Climate data for Atbara (1991–2020 normals, extremes 1943–present)
| Month | Jan | Feb | Mar | Apr | May | Jun | Jul | Aug | Sep | Oct | Nov | Dec | Year |
| Record high °C (°F) | 41 (106) | 42 (108) | 46.1 (115.0) | 47.1 (116.8) | 48 (118) | 48 (118) | 47.7 (117.9) | 47 (117) | 47.6 (117.7) | 44.6 (112.3) | 43 (109) | 39.4 (102.9) | 48 (118) |
| Mean daily maximum °C (°F) | 30.6 (87.1) | 33.1 (91.6) | 36.7 (98.1) | 40.7 (105.3) | 43.2 (109.8) | 44.0 (111.2) | 41.9 (107.4) | 40.8 (105.4) | 42.1 (107.8) | 40.3 (104.5) | 35.8 (96.4) | 31.9 (89.4) | 38.4 (101.1) |
| Daily mean °C (°F) | 22.5 (72.5) | 24.5 (76.1) | 27.8 (82.0) | 31.9 (89.4) | 35.9 (96.6) | 36.0 (96.8) | 35.0 (95.0) | 34.2 (93.6) | 35.1 (95.2) | 33.1 (91.6) | 28.2 (82.8) | 24.1 (75.4) | 30.7 (87.3) |
| Mean daily minimum °C (°F) | 14.5 (58.1) | 15.9 (60.6) | 18.8 (65.8) | 23.0 (73.4) | 28.6 (83.5) | 28.0 (82.4) | 28.0 (82.4) | 27.6 (81.7) | 28.0 (82.4) | 25.8 (78.4) | 20.6 (69.1) | 16.2 (61.2) | 22.9 (73.2) |
| Record low °C (°F) | 6 (43) | 5.5 (41.9) | 10 (50) | 13 (55) | 18.8 (65.8) | 21 (70) | 19 (66) | 18.6 (65.5) | 20 (68) | 16.4 (61.5) | 11.7 (53.1) | 6.5 (43.7) | 5.5 (41.9) |
| Average precipitation mm (inches) | 0.0 (0.0) | 0.0 (0.0) | 0.0 (0.0) | 0.2 (0.01) | 3.4 (0.13) | 0.8 (0.03) | 10.8 (0.43) | 24.2 (0.95) | 5.3 (0.21) | 5.1 (0.20) | 0.0 (0.0) | 0.0 (0.0) | 49.7 (1.96) |
| Average precipitation days (≥ 1.0 mm) | 0.0 | 0.0 | 0.0 | 0.1 | 0.5 | 0.2 | 1.2 | 2.0 | 0.9 | 0.5 | 0.0 | 0.0 | 5.5 |
| Average relative humidity (%) | 38 | 32 | 25 | 23 | 24 | 23 | 36 | 41 | 34 | 32 | 37 | 40 | 32 |
| Average dew point °C (°F) | 7.5 (45.5) | 6.7 (44.1) | 6.0 (42.8) | 8.2 (46.8) | 10.1 (50.2) | 11.6 (52.9) | 17.7 (63.9) | 19.0 (66.2) | 16.9 (62.4) | 14.2 (57.6) | 12.1 (53.8) | 9.6 (49.3) | 11.6 (53.0) |
| Mean monthly sunshine hours | 275.9 | 257.6 | 282.1 | 282.0 | 266.6 | 243.0 | 226.3 | 207.7 | 225.0 | 282.1 | 288.0 | 288.3 | 3,124.6 |
Source 1: NOAA
Source 2: Meteo Climat (record temperatures)

==Economy==
The trans-African automobile route — the Cairo-Cape Town Highway passes through Atbara. Atbara Airport is located east of the city.

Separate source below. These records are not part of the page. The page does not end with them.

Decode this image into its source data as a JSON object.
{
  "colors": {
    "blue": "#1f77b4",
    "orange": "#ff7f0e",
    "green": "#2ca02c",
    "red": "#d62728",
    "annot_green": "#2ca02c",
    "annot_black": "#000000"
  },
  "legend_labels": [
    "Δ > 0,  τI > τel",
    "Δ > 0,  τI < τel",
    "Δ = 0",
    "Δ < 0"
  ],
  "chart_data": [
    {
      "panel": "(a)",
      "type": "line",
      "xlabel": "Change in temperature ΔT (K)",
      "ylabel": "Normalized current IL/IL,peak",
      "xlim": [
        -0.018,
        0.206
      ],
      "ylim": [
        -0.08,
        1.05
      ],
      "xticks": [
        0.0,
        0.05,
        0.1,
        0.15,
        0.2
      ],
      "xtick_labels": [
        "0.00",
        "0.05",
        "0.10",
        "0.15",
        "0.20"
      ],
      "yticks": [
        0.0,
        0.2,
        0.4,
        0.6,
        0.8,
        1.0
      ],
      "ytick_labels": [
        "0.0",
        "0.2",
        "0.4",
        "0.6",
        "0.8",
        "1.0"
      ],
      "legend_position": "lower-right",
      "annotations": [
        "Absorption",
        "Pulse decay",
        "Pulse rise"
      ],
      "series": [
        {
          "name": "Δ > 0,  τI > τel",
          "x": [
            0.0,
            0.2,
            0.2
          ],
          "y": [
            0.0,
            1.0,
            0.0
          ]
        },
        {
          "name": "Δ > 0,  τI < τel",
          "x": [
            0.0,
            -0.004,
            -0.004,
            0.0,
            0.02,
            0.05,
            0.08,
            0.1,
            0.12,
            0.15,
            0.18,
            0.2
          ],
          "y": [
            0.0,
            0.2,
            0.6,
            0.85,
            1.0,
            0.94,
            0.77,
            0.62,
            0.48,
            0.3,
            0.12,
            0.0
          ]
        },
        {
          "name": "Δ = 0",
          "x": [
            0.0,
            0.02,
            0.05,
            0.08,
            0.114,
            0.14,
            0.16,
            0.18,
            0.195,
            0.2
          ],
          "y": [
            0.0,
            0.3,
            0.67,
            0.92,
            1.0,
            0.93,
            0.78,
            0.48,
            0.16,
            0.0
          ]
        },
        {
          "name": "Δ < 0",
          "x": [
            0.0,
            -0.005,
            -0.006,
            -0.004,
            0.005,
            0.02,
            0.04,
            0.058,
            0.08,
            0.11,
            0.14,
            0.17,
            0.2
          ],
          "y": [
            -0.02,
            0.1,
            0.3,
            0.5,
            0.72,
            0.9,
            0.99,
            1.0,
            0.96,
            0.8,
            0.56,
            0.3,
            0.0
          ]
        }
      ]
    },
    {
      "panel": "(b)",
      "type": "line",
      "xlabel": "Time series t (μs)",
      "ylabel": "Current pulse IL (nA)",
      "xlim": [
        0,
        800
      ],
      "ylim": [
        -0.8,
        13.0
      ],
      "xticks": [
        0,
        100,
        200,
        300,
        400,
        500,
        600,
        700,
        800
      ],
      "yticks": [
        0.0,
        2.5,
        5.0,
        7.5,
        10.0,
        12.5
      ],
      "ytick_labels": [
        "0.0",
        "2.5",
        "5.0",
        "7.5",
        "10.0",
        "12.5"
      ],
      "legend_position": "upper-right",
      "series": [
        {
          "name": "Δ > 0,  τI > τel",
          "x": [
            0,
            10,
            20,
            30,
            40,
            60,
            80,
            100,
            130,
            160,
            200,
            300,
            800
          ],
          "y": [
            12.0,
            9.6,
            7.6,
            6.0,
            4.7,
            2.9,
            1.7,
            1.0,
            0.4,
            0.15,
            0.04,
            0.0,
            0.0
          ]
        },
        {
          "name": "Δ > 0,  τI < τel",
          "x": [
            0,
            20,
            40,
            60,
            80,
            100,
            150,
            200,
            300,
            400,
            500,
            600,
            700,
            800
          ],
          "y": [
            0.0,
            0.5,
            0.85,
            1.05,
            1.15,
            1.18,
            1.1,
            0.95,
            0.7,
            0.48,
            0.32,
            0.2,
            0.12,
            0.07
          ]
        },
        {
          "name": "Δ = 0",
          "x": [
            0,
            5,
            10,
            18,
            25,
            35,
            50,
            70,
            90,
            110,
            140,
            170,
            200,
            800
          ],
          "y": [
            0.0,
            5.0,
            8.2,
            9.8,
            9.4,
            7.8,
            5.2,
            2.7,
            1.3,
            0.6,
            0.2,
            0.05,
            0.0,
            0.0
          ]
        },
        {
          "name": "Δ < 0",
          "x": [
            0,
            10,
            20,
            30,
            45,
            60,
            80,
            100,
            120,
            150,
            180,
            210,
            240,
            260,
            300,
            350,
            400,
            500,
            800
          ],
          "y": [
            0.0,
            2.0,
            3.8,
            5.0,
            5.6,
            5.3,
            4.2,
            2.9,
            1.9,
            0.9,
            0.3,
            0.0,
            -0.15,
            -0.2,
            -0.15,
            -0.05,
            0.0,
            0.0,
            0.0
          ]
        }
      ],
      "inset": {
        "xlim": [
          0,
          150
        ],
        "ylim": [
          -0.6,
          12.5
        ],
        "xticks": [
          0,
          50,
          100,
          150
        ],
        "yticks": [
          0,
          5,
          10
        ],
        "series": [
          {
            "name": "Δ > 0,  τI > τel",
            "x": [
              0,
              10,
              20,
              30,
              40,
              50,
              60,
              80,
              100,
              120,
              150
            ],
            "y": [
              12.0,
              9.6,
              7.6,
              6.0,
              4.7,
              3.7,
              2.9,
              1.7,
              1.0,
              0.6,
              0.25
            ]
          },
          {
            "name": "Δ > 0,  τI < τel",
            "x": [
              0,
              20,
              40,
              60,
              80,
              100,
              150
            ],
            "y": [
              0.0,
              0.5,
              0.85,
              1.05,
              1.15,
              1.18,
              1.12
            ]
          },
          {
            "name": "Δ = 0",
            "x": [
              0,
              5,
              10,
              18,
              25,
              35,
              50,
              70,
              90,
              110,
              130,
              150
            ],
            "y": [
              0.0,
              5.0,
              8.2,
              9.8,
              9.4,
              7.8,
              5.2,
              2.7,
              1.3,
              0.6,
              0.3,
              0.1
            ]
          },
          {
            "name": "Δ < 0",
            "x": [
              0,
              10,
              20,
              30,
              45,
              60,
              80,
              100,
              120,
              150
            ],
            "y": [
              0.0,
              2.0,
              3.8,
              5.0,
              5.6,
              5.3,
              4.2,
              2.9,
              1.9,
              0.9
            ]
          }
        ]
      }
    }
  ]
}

Atbara is an important railway junction and railroad manufacturing centre, and most employment in Atbara is related to the rail lines. The Sudanese National Railway Company's headquarters are located in Atbara.

The city also is home to one of Sudan's largest cement factories, the Atbara Cement Corporation.

==Demographics==

| Year | Population |
|---|---|
| 1956 | 36,300 |
| 1973 | 66,116 |
| 1983 | 73,009 |
| 1993 | 87,878 |
| 2007 (Estimate) | 111,399 |
| 2008 | 134,586 |

==Notable residents==
- Mandour Elmahdi, author of A Short History of the Sudan.
- Rashid Mahdi, photographer

==See also==
- Ethiopia - border country for the Blue Nile.